Most teachers love reading and learning. It’s a big reason why teachers become teachers. While students loving reading is awesome, it’s important to understand that reading is about a whole lot more than doing so for enjoyment. Here is why your students don’t have to love reading, but they do need to be able to read proficiently.
Why do students really need to be able to read?
I can remember hiding under my blankets with a flashlight, hoping my parents didn’t catch me staying up way-too-late reading Harriet the Spy way past my bedtime. I cried real tears when I read just about every Harry Potter book. And, I can even remember wishing I could jump into the pages of the Busy World of Richard Scarry. The point is, I love reading, and I’m still an avid reader to this day. I absolutely want to help every student unlock these hidden worlds and readily available joy. So how can I say that students don’t have to love to read?
Reading is a Life Skill
We’d love for our students to love reading. The reality is that reading is an important life skill for survival. And, it’s a life skill that our brains are literally not designed to do. This means that it’s hard work to learn to read. While we’d like our students to love reading, it is firstly more important that our students can read. Reading is a life skill. It’s a survival skill.

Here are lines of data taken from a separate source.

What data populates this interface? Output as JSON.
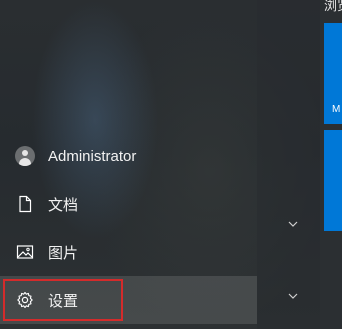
{
  "start_menu": {
    "user": {
      "label": "Administrator",
      "icon": "user-avatar-icon"
    },
    "items": [
      {
        "label": "文档",
        "icon": "document-icon"
      },
      {
        "label": "图片",
        "icon": "pictures-icon"
      },
      {
        "label": "设置",
        "icon": "gear-icon"
      }
    ],
    "highlight_color": "#d42b2b"
  },
  "tiles": {
    "group_title": "浏览",
    "tile1_label": "M",
    "tile_color": "#0078d7"
  }
}
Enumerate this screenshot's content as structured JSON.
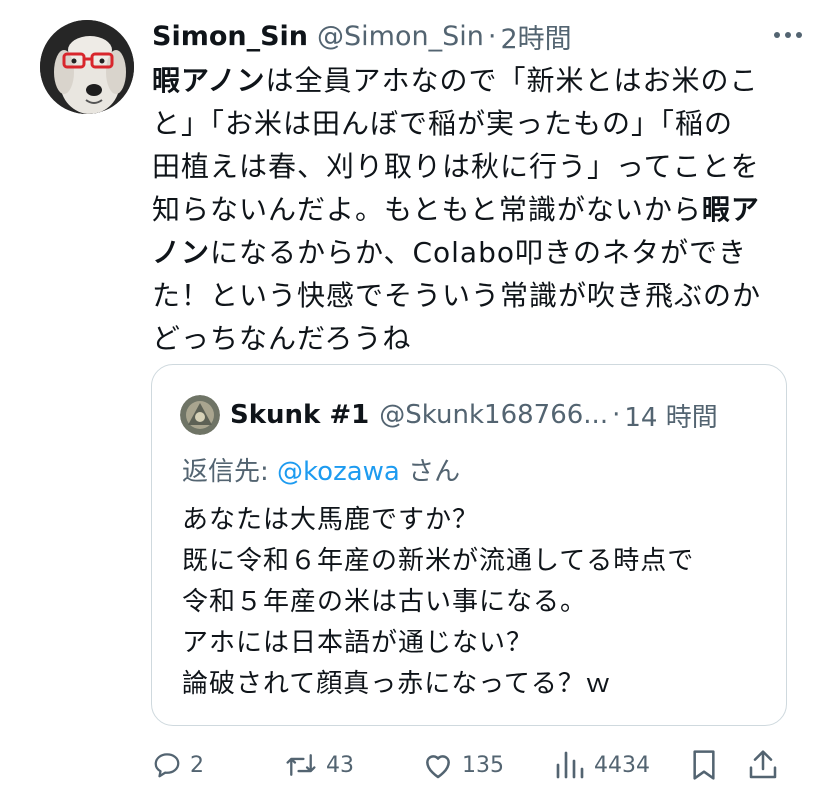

Our students need to be able to quickly and efficiently decode English sounds, analyze their meaning to comprehend what they’re reading, and then use that information moving forward. When our students are adults, they need to read words automatically.
It is vital that we teach our students the logic, rules, and patterns in written English so that they can read street signs, fill out a job application, and navigate our constantly changing world. While technology is here to stay, reading is certainly here to stay as well. (Just look at the text one needs to read while scrolling Instagram or TikTok to learn how to make that viral bread recipe.) Students, even the ones who don’t love reading, need to be able to read so they can function in society.

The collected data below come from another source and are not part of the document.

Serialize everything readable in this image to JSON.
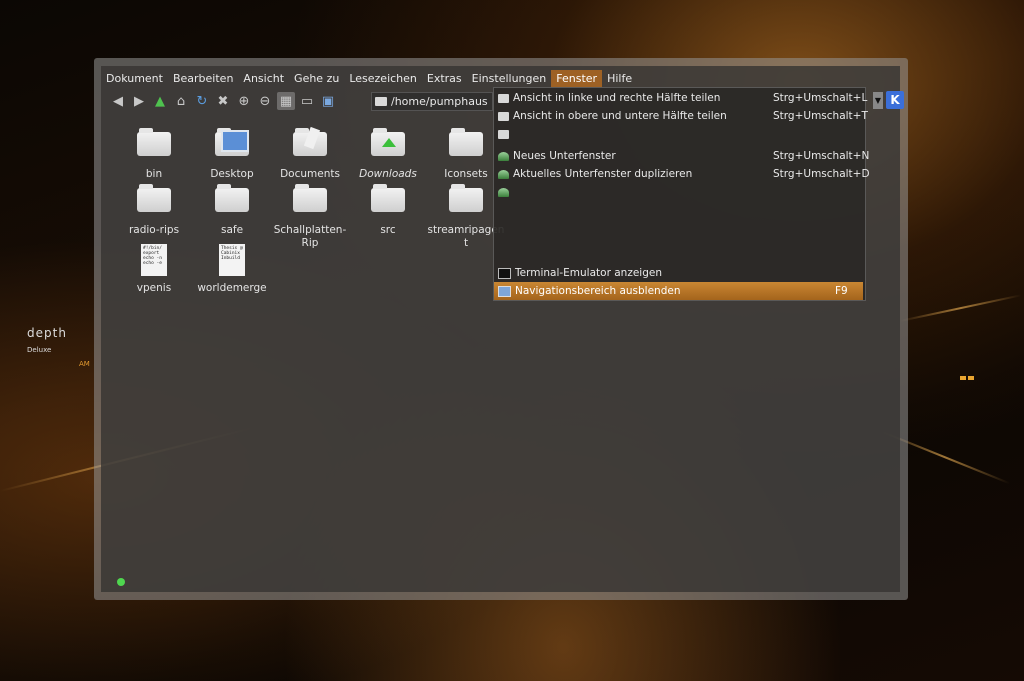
{
  "wallpaper": {
    "logo_text": "depth",
    "logo_sub": "Deluxe",
    "logo_small": "AM"
  },
  "menubar": {
    "items": [
      "Dokument",
      "Bearbeiten",
      "Ansicht",
      "Gehe zu",
      "Lesezeichen",
      "Extras",
      "Einstellungen",
      "Fenster",
      "Hilfe"
    ],
    "active": "Fenster"
  },
  "toolbar": {
    "location": "/home/pumphaus",
    "icons": [
      "back-icon",
      "forward-icon",
      "up-icon",
      "home-icon",
      "reload-icon",
      "stop-icon",
      "zoom-in-icon",
      "zoom-out-icon",
      "icon-view-icon",
      "detail-view-icon",
      "preview-icon"
    ]
  },
  "files": [
    {
      "name": "bin",
      "kind": "folder"
    },
    {
      "name": "Desktop",
      "kind": "desktop"
    },
    {
      "name": "Documents",
      "kind": "documents"
    },
    {
      "name": "Downloads",
      "kind": "downloads",
      "italic": true
    },
    {
      "name": "Iconsets",
      "kind": "folder"
    },
    {
      "name": "radio-rips",
      "kind": "folder"
    },
    {
      "name": "safe",
      "kind": "folder"
    },
    {
      "name": "Schallplatten-Rip",
      "kind": "folder"
    },
    {
      "name": "src",
      "kind": "folder"
    },
    {
      "name": "streamripagent",
      "kind": "folder"
    },
    {
      "name": "vpenis",
      "kind": "text",
      "preview": "#!/bin/\nexport\necho -n\necho -e"
    },
    {
      "name": "worldemerge",
      "kind": "text",
      "preview": "Thesis @\nCabinix\nInbuild"
    }
  ],
  "dropdown": {
    "items": [
      {
        "label": "Ansicht in linke und rechte Hälfte teilen",
        "shortcut": "Strg+Umschalt+L",
        "icon": "split-view-icon"
      },
      {
        "label": "Ansicht in obere und untere Hälfte teilen",
        "shortcut": "Strg+Umschalt+T",
        "icon": "split-view-icon"
      },
      {
        "label": "",
        "shortcut": "",
        "icon": "window-icon"
      },
      {
        "label": "Neues Unterfenster",
        "shortcut": "Strg+Umschalt+N",
        "icon": "new-tab-icon"
      },
      {
        "label": "Aktuelles Unterfenster duplizieren",
        "shortcut": "Strg+Umschalt+D",
        "icon": "duplicate-tab-icon"
      },
      {
        "label": "",
        "shortcut": "",
        "icon": "tab-icon"
      },
      {
        "label": "Terminal-Emulator anzeigen",
        "shortcut": "",
        "icon": "terminal-icon"
      },
      {
        "label": "Navigationsbereich ausblenden",
        "shortcut": "F9",
        "icon": "navigation-panel-icon"
      }
    ]
  },
  "colors": {
    "accent": "#c98733",
    "status_led": "#4fd64f"
  }
}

Understanding Comes Before Love
You can’t love reading by yourself if you can’t read by yourself. As a teacher, I love a good read aloud. Reading to my students is one of the highlights of each day, and I work hard to find really great picture books, graphic novels, and chapter books to share with them. However, I can’t follow each of my students around for their whole life reading baking directions to them. They need to learn to read themselves.

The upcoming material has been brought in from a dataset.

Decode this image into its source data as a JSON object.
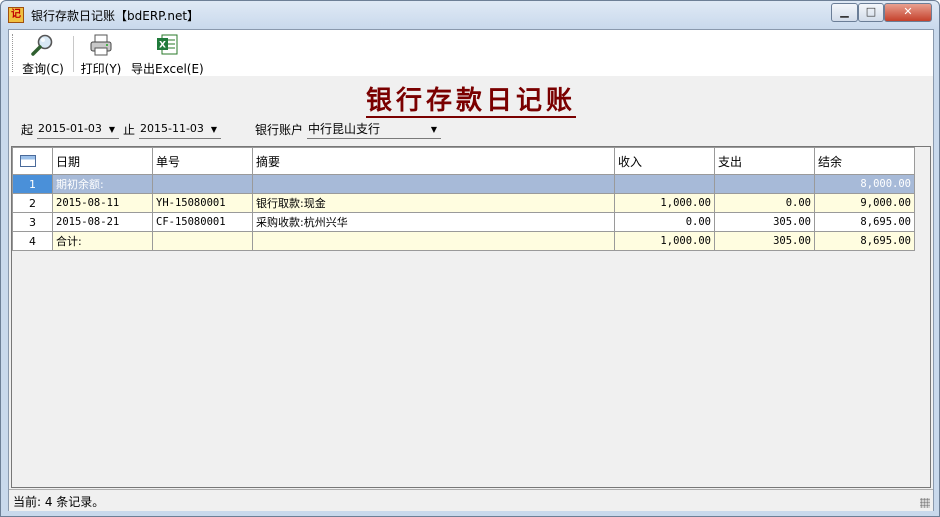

Students have to be able to read independently before then can fall in love with reading independently. Once they can read, they are much more likely to love reading.
It Doesn’t Have to Be Either Or
Of course, this doesn’t mean we can’t both foster a love of reading while teaching the mechanics of reading at the same time. (Spoiler: we can do both). It’s also important to recognize that there will be some students who just don’t fall in love with reading. There will be students that have to work so hard to learn the foundational skills that the joy part doesn’t develop.
We can (and should) continue to make the joy of reading accessible with things like audiobooks, read alouds, and graphic novels. But, at the end of the day, it is our job as teachers to provide students with the skills and knowledge they need into adulthood.
We want them to love reading just like we want them to love math, science, and being kind to others. We can work towards that goal while recognizing that being able to do it is a must. And, the good news is this. They have a much better chance of loving something that they fully grasp and understand.